Receta 3: Batido de tamarindo y plátano para las articulaciones
Preparación: En la batidora, mezcla la pulpa de 3 vainas de tamarindo, 1 plátano maduro, 1 taza de leche de almendras (rica en calcio) y una cucharadita de canela en polvo. Licúa hasta obtener una textura cremosa. Si queda demasiado espesa, añade un poco más de leche.
Uso recomendado: Consúmela en el desayuno o como tentempié, dos veces por semana. Es ideal después del ejercicio, ya que el tamarindo ayuda a reducir la inflamación articular y el plátano aporta potasio para prevenir los calambres. No la tomes por la noche, ya que puede darte energía y dificultar el sueño.
Indicaciones importantes para un uso seguro:
El tamarindo no sustituye a la medicación para la osteoporosis.
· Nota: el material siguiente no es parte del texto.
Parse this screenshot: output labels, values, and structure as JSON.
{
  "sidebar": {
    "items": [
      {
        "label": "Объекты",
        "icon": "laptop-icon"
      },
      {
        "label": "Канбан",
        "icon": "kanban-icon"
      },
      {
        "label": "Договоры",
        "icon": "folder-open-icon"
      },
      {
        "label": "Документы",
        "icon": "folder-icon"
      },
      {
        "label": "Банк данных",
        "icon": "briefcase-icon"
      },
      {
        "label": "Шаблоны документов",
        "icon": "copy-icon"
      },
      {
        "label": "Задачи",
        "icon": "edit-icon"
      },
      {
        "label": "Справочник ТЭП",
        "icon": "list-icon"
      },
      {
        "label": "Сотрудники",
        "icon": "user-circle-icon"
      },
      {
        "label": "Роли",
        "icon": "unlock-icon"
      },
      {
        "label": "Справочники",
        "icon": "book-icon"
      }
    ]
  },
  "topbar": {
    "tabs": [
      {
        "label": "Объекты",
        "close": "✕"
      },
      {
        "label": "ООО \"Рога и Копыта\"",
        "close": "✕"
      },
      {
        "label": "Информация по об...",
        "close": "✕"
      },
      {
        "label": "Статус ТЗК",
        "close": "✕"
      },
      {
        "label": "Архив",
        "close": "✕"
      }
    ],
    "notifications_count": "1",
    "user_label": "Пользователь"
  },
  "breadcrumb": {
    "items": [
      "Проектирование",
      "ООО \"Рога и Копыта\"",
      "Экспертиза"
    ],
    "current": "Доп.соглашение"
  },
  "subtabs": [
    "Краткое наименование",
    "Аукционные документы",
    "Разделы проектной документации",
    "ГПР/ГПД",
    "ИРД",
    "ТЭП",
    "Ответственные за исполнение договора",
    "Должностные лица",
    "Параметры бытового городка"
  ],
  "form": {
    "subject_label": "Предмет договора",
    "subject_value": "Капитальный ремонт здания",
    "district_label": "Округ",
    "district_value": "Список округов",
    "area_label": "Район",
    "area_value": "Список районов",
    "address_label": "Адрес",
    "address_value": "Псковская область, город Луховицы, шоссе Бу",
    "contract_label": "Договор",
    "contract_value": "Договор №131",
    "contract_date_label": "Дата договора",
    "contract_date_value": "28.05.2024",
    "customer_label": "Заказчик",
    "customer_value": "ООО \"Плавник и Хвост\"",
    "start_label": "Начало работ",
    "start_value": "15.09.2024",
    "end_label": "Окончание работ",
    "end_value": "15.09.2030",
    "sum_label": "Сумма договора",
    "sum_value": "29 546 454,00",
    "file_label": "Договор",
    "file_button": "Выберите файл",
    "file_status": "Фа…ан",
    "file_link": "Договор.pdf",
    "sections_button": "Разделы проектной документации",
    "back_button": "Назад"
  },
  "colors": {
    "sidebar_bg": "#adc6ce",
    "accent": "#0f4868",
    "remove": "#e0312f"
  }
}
Si tomas bifosfonatos o calcitonina, consulta con tu médico antes de incorporar el tamarindo a tu dieta, ya que puede interferir con su absorción.
Si tienes diabetes, consume con moderación. El tamarindo contiene azúcares naturales que elevan la glucosa en sangre. El agua de tamarindo es la opción más segura y siempre debe ser sin azúcar.
Si notas diarrea o dolor abdominal después de consumirla, reduce la dosis a la mitad. El tamarindo tiene propiedades laxantes suaves y cada organismo lo tolera de forma diferente.
La clave está en la constancia, no en la cantidad. Una cucharada al día o un vaso tres veces por semana es mucho más efectivo que un consumo ocasional. El calcio y el colágeno se acumulan con el tiempo, no con urgencia.
Tus huesos te hablan en silencio. Aprende a escucharlos antes de que el dolor se apodere de ti. El tamarindo no es mágico, es alimento. Un alimento bueno, con historia y memoria. Dale a tus huesos lo que necesitan.